Running model selection¶
For example:
discriminatEM --noise-prior="beta(2, 10)" --noise="[0.2]"\
--subsampling="[0.9]" abcsmc.db
executes an ABCSMC model selection run with a Beta(2, 10) prior on connectome samples
perturbed with noise=0.2
and subsampling (fractional measurement) 0.9.
The results are stored in abcsmc.db
.
Additionally, a folder abcsmc.db.results
is created with confusion matrix plots.
The syntax for the noise prior follows the scipy.stats distributions.
However, a delta point prior can also be used:
discriminatEM --noise-prior=0 --noise="[0.2]"\
--subsampling="[0.9]" abcsmc.db
starts a run with no noise in the prior, but still applied to the connectome sample.
Note
The arguments --noise
and --subsampling
are lists.
Several values can be provided here. The full cross product of
provided noise and subsampling values is executed.

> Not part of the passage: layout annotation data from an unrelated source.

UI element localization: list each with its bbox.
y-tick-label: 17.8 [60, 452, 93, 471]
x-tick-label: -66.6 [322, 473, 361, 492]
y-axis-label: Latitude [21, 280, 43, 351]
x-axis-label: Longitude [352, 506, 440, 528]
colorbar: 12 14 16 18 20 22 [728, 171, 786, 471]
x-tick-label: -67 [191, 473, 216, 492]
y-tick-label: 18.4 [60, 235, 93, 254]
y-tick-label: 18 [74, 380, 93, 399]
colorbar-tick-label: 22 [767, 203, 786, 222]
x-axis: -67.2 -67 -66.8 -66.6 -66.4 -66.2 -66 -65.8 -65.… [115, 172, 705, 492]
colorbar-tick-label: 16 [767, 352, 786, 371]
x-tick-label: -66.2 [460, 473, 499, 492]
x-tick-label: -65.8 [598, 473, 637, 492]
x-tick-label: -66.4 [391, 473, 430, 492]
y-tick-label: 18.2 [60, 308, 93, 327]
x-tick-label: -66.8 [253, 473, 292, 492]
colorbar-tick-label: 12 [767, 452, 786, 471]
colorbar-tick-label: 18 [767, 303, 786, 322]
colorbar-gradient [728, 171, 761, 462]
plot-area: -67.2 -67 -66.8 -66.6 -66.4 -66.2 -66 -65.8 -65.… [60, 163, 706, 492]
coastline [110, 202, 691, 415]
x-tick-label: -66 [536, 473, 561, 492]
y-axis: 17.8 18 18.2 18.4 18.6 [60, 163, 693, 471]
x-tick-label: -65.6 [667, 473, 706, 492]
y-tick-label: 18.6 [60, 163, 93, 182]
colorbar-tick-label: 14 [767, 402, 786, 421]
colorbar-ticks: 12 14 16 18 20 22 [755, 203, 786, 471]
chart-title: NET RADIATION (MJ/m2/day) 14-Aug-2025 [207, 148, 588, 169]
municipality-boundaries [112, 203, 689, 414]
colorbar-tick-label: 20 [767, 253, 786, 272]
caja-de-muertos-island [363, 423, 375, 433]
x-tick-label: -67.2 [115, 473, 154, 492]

Examination of the results¶
Plots and text files are generated in
the directory abcsmc.db.result
(assuming that the chosen database name
was abcsmc.db
, in general, the path is <database>.results
).
Reproduction of Figures 4a, 4b and 4c of the manuscript¶
Figure 4a: noise-free:
discriminatEM --noise-prior=0 --noise="[0]" fig_4a.db
Figure 4b: noise of intensity 0.15 on the samples, but not in the prior:
discriminatEM --noise-prior=0 --noise="[0.15]" fig_4b.db
Figure 4c: Beta(2,10) prior and noise of intensity 0.15 on the samples:
discriminatEM --noise-prior="beta(2,10)" --noise="[0.15]" fig_4c.db
(The --subsampling
argument can be omitted since --subsampling=1
is the default
value and this is the value used for Figure 4)
Note
The model selection runs are stochastic, therefore the obtained results may vary from the ones in Fig. 4a-c. This is expected especially for the case of a noisy connectome under a noise-free prior (Fig. 4b).